Morgan Stanley has put out an exhaustive report on inequality, in which the investment bank muses about the possibility of the middle class slowly going extinct.
Growing inequality “can disrupt business models, fuel political discontent and trigger policy missteps,” the bank warns.
“It pre-determines individuals’ positioning along the income and wealth distribution independently of their efforts…. Therefore, it undermines incentives to work hard and invest in further education and improve skills.”
But, being an investment bank, Morgan Stanley also sees an upside to inequality — especially for the businesses best positioned to take advantage of the disappearance of the middle class.
Portugal is most unequal: Morgan Stanley published this chart ranking the world’s wealthy countries by degree of inequality. It shows that southern Europe and the U.S. have the highest degrees of inequality in the developed world, while Scandinavia has the least.
So if you’re a business and your middle class customers are disappearing, what do you do? You get rid of your mid-priced items and start segmenting into high-priced luxury goods and low-priced bargain goods.
In Morgan Stanley’s view, businesses that don’t do this, and continue to target middle earners with mid-priced items, are in trouble. Those that will thrive will be those that move up the income ladder, or down the income ladder, or both.
Below are the companies that Morgan Stanley says will win in a world where the middle class is an endangered species. To see the complete list, check out the full Morgan Stanley report.

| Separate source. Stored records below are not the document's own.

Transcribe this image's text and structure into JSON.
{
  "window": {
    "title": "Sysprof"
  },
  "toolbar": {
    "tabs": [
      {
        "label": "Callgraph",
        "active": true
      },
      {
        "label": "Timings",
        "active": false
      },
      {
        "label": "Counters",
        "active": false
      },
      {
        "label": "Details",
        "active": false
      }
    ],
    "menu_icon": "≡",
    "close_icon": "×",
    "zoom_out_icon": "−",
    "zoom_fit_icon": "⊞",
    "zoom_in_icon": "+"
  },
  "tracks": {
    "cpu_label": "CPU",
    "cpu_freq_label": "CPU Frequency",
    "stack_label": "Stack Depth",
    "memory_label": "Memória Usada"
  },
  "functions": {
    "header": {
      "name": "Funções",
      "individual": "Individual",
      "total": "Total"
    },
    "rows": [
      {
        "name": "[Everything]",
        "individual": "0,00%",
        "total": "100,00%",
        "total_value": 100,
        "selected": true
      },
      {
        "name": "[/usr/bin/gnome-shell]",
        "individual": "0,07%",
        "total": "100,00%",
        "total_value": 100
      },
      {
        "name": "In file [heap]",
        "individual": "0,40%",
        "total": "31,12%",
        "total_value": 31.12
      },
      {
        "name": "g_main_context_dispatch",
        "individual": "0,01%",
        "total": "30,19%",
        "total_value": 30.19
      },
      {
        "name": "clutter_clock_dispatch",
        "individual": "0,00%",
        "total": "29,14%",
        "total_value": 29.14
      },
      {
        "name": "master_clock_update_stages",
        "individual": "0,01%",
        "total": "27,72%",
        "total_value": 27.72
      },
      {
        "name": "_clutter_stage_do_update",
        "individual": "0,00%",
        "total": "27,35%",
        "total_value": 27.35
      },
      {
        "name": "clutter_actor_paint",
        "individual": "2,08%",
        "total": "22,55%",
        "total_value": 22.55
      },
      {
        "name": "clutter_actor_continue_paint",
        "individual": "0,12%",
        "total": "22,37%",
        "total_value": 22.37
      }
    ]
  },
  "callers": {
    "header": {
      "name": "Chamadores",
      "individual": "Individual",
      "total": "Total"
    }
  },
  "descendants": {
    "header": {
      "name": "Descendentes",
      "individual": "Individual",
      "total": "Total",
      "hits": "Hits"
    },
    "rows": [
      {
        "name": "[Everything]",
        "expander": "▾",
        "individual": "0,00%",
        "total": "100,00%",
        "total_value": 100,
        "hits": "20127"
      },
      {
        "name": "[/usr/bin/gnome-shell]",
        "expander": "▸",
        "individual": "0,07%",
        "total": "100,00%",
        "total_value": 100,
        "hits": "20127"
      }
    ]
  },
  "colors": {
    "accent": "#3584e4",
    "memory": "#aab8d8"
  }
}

Global food giant Nestle, which owns brands such as Nescafe, Smarties and Maggi, is among the best-positioned companies in a middle-class-free world because it has done the best job in going upscale (think Nespresso) while launching a program to bring low-cost foods to the developing world.
Formerly known as Kraft Foods, Mondelez owns such brands as Oreo, Toblerone, Dentyne and Halls. Morgan Stanley says the company is well-positioned to thrive in an increasingly unequal world because it’s doing well moving into the more upscale “better-for-you foods” segment, while for the low-end market, the company is “innovating through new packaging formats.” Smaller servings, perhaps?
Most of the big beauty companies can weather the disappearance of the middle class, but Estee Lauder and L’Oreal stand out for Morgan Stanley as two of the strongest. Estee Lauder’s strength, the bank says, is that it’s “a pure-play prestige beauty company,” meaning the rich will continue to gobble it up. L’Oreal’s strength is being able to play to both high-end and low-end markets. The bank also mentions Reckitt and Blue Buffalo as two other notables in this category.
Luxury goods stores don’t have much to worry about in the unequal future, but Morgan Stanley says two in particular stand out: Jeweller Richemont and fashion conglomerate LVMH, whose flagship chain is Louis Vuitton. “Rising consumer wealth and the number of high-net worth individuals is positive for all the luxury brands,” Morgan Stanley says, but LVMH and Richemont are the “most exposed” to gains in wealth at the top of the income ladder.
TJX Companies owns numerous retail chains, including Winners and HomeSense in Canada, and T.J. Maxx and Marshalls in the U.S. Along with Ross Stores, Inc., and Burlington Coat Factory, it’s been gobbling up market share from middle class-oriented department stores like Target and JC Penney. “Over time we expect rising inequality to trigger greater market polarization, benefitting lower priced retailers at the expense of the broader ‘middle’ segment,” Morgan Stanley says.
Low-cost airlines have boomed as the middle class has shrunk, doubling their market share in Europe and growing it 50 per cent in the U.S. over the past decade. Morgan Stanley says this trend will continue, and predicts the prominent low-cost carriers (RyanAir and EasyJet in Europe, Allegiant and Spirit in the U.S.) will benefit most.
Marriott International recently bought Starwood Hotels for US$12.2 billion, and Morgan Stanley says Starwood, along with Hyatt and Shangri-La, are the best-positioned hotels to weather the death of the middle class. Why? Because those hotels rely the least on middle earners and the most on high earners, with more than 80 per cent of their rooms in the luxury segment.